There is nothing cinematic about Tetris: moving blocks, trying to fill rows, and watching the screen slowly but inevitably fill up. But there is something cinematic about how the game was created and popularized. The story involves Cold War intrigue, corporate espionage, political corruption, and the triumph of capitalism over communism. Apple TV’s Tetris includes all of these elements while telling the intertwined stories of the man who created the game—and the entrepreneur who helped bring it out from behind the Iron Curtain.
A scrappy family man who grew up in New York City after emigrating to America, Henk Rogers (Taron Egerton) is an archetypal American hero. The perpetual underdog in the business world discovers Tetris purely by chance in 1988 and falls in love with the game. He puts his company, and even his home, on the line to finance bringing it to the world at large. Rogers is soon drawn into a world of lies and backhanded dealings thanks to business tycoon (and suspected Soviet spy) Robert Maxwell (Roger Allam) and his son Kevin Maxwell (Anthony Boyle), who claim to control the rights to Tetris. Except they don’t.

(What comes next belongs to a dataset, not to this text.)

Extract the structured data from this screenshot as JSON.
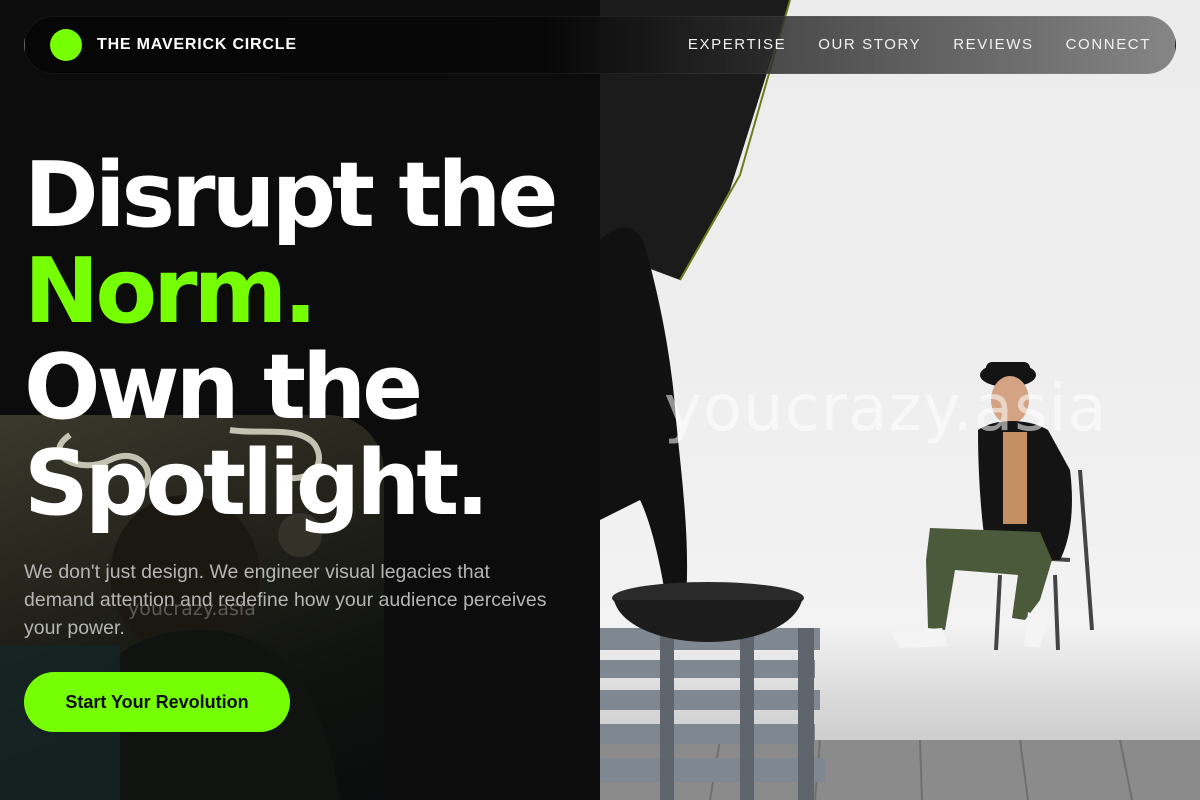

Rogers flies to the Soviet Union under the false pretense of being a tourist to try to negotiate with the communist government. There he meets and befriends the inventor of Tetris, Alexey Pajitnov (Nikita Efremov), while trying to navigate the corrupt late-Soviet bureaucracy. Some creative license is taken—there was never, according to Rogers and Pajitnov, a car chase during negotiations, though one appears in Tetris—but the film presents a mostly faithful version of the complicated turn of events that led to the game becoming a global phenomenon.
The film captures the feel of the Soviet Union well: The KGB is everywhere; there isn’t enough food to go around; Pajitnov’s family lives in constant fear of him being barred from employment like his father; and Pajitnov himself isn’t allowed to profit from the wildly successful game he created. In fact, he didn’t make a dime off the game until he was finally able to move to the United States after the fall of the Soviet Union.

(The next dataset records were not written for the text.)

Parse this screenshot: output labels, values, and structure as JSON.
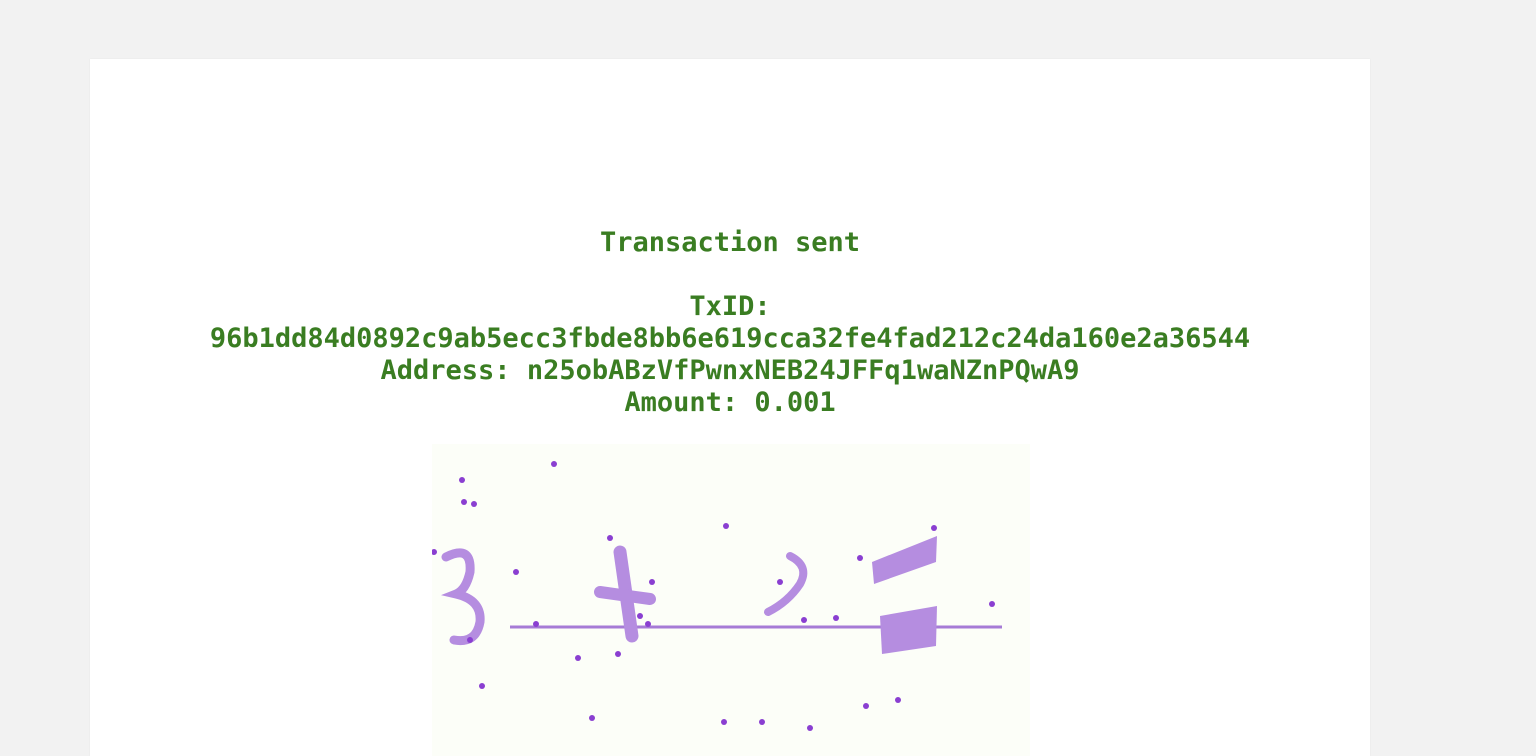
{
  "result": {
    "title": "Transaction sent",
    "txid_label": "TxID:",
    "txid": "96b1dd84d0892c9ab5ecc3fbde8bb6e619cca32fe4fad212c24da160e2a36544",
    "address_label": "Address:",
    "address": "n25obABzVfPwnxNEB24JFFq1waNZnPQwA9",
    "amount_label": "Amount:",
    "amount": "0.001"
  },
  "captcha": {
    "ink_color": "#a67bd6",
    "dot_color": "#8a3fd1",
    "background": "#fcfef8",
    "text": "3+?="
  },
  "colors": {
    "text": "#3a7d22",
    "page_background": "#f2f2f2",
    "card_background": "#ffffff"
  }
}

(It is no surprise that Pajitnov has been critical of Vladimir Putin and the invasion of Ukraine. He knows what he’s talking about when he speaks out for those who suffer at the hands of the Russian government.)

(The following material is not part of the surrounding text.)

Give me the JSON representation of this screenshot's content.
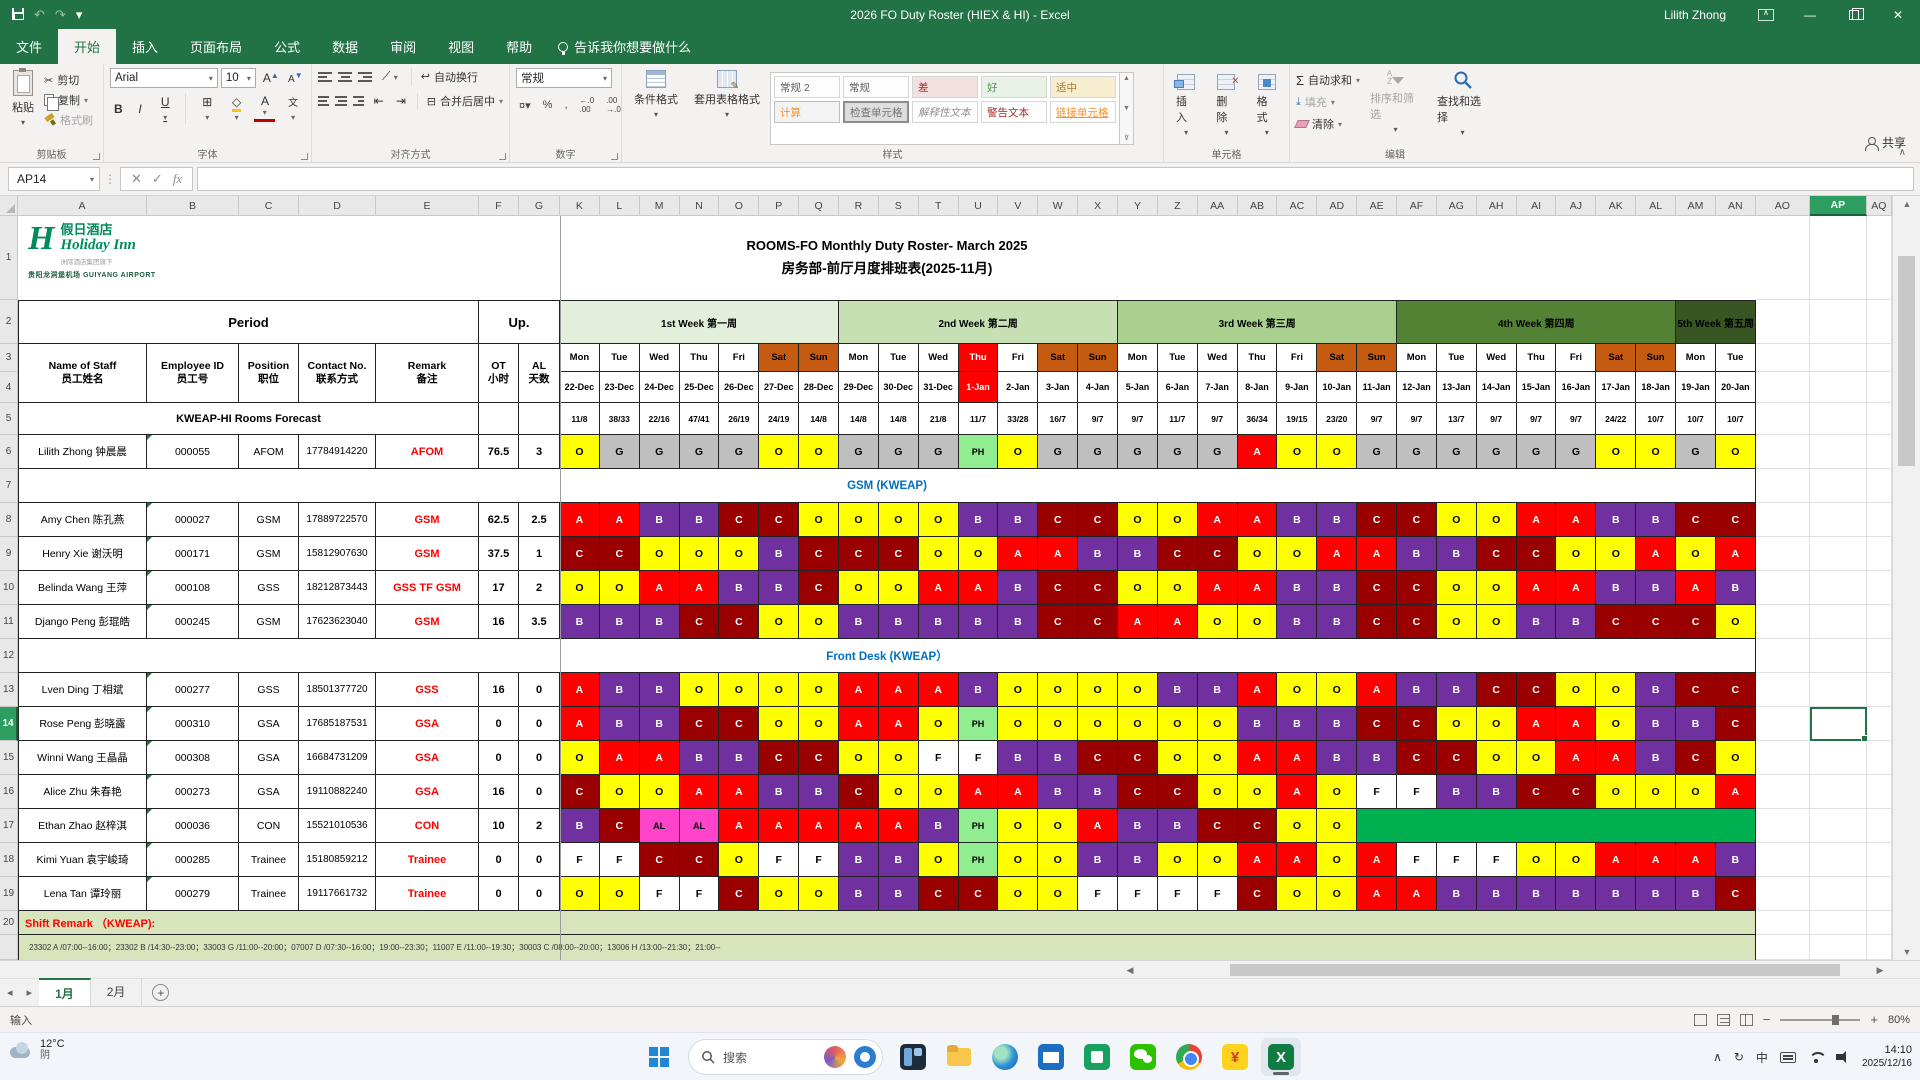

Egerton and Efremov carry the film with their on-screen chemistry. Their two characters, seemingly so different, both have a love for computer programming and a desire for independence that seems just out of reach—Rogers because of his past financial failures, Pajitnov because of the oppression he experiences on a daily basis. Egerton gives a performance reminiscent of 1980s-era Michael J. Fox, and it is difficult not to root for him even as his character descends into obsession that threatens the well-being of his family. Efremov gives a stirring performance as a brilliant man whose hunger for more recalls what Peter Schramm’s father told him when they prepared to emigrate to the United States: “We were born Americans, but in the wrong place.”